In their article "Modelling the Performance of Hypersonic Boost-Glide Missiles" (Free PDF) Cameron L. Tracy and David Wright present a model of a hypersonic glide vehicle able to travel at more than five times the speed of sound through the atmosphere over intercontinental distances, maneuver, and carry a warhead, and use it to evaluate various claims about the performance of these gliders. These systems are under development by the United States, Russia, China, France, and India. The analysis demonstrates that in most cases the hypersonic boost-glide systems do not offer a significant advantage over traditional ballistic missiles. Even though these gliders can reach their targets faster than missiles on minimum-energy trajectories, they travel more slowly than intercontinental ballistic missiles on depressed trajectories. And while a relatively low-flying glider can evade detection by radars, it would be visible to early warning satellites during most of their flight. Looking at the United States, the authors also consider the reasons the false claims and misperceptions of hypersonic weapons performance persist, arguing that social processes involving institutional interests, limited independent technical expertise, and a security argument enabling legislative and budgetary system together lead to governmental, scholarly, and media discourse in support for these programs. A policy initiative to limit the arms race dynamics inherent in such a situation will face many challenges.

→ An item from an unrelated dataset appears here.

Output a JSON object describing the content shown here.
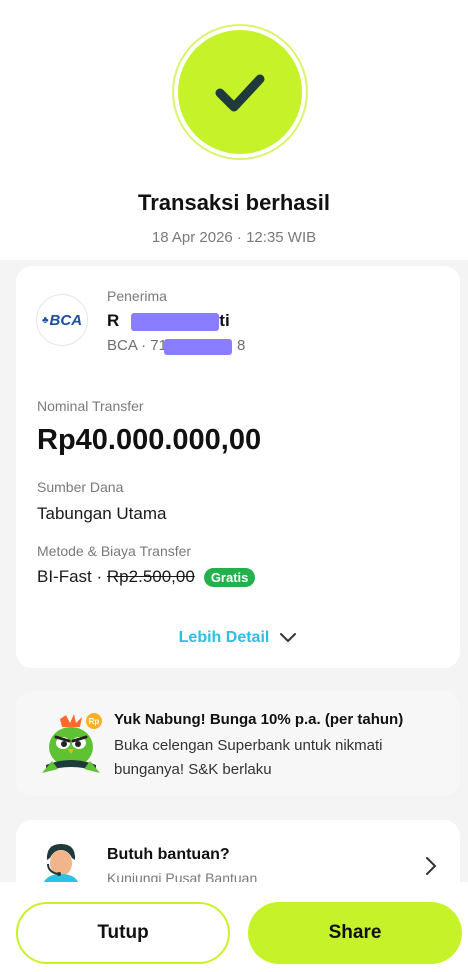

The third article in the issue, "Global Stocks of Separated Plutonium: Stalled on the Path to Elimination" by Frank N. von Hippel and Masafumi Takubo deals with the accumulation of separated plutonium. The organizations invested in the development of the plutonium economy have over decades invested considerable effort in creating political demand for the technology. However, as von Hippel and Takubo show, attempts to build a commercially viable plutonium-based nuclear cycle have largely failed, leaving behind about 300 tons of plutonium produced by civilian programs. This is in addition to up to 150 tons of plutonium produced for weapons. As the authors show, both civilian and military stock are likely to grow in the coming years, with global civilian plutonium stocks possibly seeing a 50-percent increase by 2040, dramatically increasing the amount of this dangerous weapon-usable material in the world. An agreement to ban the production of plutonium for any purpose, military or civilian, could forestall such a future.

Image: Test of the Avangard system that includes a hypersonic glider vehicle. Dombarovskiy missile division, Russia, 26 December 2018. Source: TV Zvezda.